Pregnancy and lactation. Renal and severe hepatic impairment.
Gastrointestinal disorders: Nausea, diarrhoea, vomiting, abdominal pain. General disorders and admin site conditions: Fatigue. Metabolism and nutrition disorders: Peripheral oedema. Nervous system disorders: Headache. Respiratory, thoracic and mediastinal disorders: Cough.
Patient Counseling Information
This drug may cause fatigue and vertigo, if affected do not drive or operate machinery.
Monitor CMV DNA weekly until week 14 post-transplant then every 2 weeks until week 24. Monitor for CMV reactivation.

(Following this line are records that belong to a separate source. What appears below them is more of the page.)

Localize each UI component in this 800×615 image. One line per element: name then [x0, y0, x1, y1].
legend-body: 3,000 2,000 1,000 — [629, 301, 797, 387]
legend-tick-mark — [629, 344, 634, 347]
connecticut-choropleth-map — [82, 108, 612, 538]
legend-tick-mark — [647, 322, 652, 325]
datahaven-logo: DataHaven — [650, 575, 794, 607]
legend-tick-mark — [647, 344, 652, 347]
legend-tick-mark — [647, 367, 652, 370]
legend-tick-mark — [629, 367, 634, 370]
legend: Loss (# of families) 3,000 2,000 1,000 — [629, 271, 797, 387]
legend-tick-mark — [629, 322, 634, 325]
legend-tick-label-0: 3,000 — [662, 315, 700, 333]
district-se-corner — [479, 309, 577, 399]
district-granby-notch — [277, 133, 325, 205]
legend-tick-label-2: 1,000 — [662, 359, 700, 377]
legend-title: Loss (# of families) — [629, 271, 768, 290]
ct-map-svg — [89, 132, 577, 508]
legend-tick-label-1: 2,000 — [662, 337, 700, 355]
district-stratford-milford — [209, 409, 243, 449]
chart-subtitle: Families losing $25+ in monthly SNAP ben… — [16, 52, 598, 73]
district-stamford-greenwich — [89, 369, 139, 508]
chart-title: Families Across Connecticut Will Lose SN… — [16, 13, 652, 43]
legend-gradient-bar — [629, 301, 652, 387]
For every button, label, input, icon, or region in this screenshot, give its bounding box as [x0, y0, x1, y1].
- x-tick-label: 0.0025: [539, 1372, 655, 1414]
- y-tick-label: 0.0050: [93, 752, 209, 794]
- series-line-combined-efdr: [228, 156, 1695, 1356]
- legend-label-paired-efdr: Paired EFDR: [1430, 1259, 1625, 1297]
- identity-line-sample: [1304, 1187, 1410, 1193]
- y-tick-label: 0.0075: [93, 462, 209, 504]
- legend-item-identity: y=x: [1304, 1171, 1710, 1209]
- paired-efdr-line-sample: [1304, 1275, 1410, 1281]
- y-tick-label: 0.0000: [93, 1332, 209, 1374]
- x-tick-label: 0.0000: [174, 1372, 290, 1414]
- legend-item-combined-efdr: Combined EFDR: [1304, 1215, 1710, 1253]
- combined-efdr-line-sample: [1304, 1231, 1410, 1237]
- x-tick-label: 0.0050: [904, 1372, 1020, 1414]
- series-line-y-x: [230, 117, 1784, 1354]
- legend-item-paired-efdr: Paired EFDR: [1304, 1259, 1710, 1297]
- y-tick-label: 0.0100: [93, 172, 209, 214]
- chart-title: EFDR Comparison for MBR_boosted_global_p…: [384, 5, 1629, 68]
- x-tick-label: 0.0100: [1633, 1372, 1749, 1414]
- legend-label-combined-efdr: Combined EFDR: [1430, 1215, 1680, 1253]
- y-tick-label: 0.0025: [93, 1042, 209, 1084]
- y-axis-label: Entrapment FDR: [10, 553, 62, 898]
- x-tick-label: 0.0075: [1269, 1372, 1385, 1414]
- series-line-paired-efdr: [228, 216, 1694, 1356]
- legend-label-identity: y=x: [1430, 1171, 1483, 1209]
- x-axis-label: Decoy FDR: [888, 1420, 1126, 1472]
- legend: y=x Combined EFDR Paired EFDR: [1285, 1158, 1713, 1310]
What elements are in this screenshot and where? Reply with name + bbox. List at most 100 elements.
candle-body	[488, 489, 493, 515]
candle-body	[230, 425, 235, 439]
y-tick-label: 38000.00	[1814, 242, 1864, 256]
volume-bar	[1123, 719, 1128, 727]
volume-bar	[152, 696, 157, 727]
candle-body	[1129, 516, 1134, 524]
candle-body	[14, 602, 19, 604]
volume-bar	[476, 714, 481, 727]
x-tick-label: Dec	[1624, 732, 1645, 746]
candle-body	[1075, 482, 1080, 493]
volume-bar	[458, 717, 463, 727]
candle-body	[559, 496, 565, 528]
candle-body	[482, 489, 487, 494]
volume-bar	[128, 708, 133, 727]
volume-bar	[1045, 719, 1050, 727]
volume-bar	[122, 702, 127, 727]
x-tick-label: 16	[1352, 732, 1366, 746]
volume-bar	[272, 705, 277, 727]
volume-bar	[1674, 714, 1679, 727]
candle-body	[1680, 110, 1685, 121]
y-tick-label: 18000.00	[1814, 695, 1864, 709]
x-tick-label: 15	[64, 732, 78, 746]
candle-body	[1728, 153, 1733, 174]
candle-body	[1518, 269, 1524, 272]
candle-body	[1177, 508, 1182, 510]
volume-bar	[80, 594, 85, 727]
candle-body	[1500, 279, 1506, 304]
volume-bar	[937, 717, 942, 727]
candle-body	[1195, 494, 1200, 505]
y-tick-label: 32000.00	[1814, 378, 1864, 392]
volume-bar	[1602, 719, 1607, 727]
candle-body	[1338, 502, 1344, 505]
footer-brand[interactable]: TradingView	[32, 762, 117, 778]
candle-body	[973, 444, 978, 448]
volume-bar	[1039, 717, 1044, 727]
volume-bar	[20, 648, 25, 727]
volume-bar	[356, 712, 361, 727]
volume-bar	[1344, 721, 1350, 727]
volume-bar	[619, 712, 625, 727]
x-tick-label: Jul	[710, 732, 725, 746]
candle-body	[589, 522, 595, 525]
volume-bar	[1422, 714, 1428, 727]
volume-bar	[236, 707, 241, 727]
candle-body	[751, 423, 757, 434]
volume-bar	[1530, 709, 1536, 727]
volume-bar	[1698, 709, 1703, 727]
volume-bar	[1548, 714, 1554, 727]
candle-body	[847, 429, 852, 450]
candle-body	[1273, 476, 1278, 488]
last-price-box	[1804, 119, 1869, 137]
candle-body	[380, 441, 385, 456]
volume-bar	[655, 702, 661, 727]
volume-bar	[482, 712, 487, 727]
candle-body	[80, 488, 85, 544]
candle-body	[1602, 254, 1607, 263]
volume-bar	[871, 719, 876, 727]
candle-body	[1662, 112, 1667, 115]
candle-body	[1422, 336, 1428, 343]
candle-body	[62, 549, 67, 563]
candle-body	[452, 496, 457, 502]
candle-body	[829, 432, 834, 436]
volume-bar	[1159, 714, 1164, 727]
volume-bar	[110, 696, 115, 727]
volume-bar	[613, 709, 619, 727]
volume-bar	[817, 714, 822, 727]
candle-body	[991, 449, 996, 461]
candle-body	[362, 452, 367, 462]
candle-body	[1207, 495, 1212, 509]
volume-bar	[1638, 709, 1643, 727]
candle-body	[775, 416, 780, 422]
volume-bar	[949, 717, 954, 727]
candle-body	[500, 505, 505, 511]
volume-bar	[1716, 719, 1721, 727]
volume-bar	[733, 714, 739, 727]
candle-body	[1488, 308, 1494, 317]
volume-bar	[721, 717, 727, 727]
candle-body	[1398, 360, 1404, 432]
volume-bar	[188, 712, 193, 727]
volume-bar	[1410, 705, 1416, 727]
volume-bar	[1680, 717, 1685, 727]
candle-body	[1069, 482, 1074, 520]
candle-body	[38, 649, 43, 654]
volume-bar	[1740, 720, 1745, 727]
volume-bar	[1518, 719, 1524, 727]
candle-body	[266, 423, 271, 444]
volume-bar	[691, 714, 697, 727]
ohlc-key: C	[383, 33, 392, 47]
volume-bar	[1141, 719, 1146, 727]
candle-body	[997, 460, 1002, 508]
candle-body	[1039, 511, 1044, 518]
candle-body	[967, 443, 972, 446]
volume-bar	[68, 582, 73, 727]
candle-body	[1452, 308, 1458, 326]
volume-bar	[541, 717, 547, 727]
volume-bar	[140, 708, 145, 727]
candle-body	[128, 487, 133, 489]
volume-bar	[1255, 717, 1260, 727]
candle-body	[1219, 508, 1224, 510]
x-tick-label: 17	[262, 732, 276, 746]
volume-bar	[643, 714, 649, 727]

May increase serum concentration of ciclosporin, sirolimus, tacrolimus, amiodarone, glyburide. May decrease serum concentration of warfarin, phenytoin, voriconazole, omeprazole, pantoprazole. Decreased concentration with nafcillin, carbamazepine, phenobarbital, phenytoin, rifabutin, rifampicin, thioridazine, bosentan, efavirenz, etravirine. Potentially Fatal: May increase serum concentrations of pimozide and ergot alkaloids (e.g. ergotamine, dihydroergotamine) leading to increased risk of tachycardia (e.g. QT interval prolongation, torsade de pointes) and ergotism, respectively. May increase serum concentrations of HMG-CoA reductase inhibitors (e.g. atorvastatin, simvastatin, rosuvastatin, pitavastatin) which may lead to myopathy or rhabdomyolysis. May decrease plasma concentrations and efficacy of medicines transported hepatically by P-gp (e.g. dabigatran).
Decreased serum concentration and efficacy with St. John’s wort.
Description: Mechanism of Action: Letermovir inhibits cytomegalovirus (CMV) DNA terminase complex (pUL51, pUL56, pUL89), which is important for viral DNA cleavage and packaging. It also affects production of proper unit length genomes and interferes with virion maturation. Pharmacokinetics: Absorption: Rapidly absorbed. Bioavailability: Approx 35%. Time to peak plasma concentration: 1.5-3 hours. Distribution: Volume of distribution: 45.5 L (IV). Plasma protein binding: 99%. Metabolism: Metabolised in the liver by UGT1A1/1A3 (minor). Excretion: Via faeces (93%; 70% as unchanged drug); urine (<2%). Elimination half-life: 12 hours.
Tab: Store below 30°C. Solution for inj: Store below 30°C. Protect from light. Reconstituted soln: Store between 2-8°C for 48 hours or 24 hours at room temp.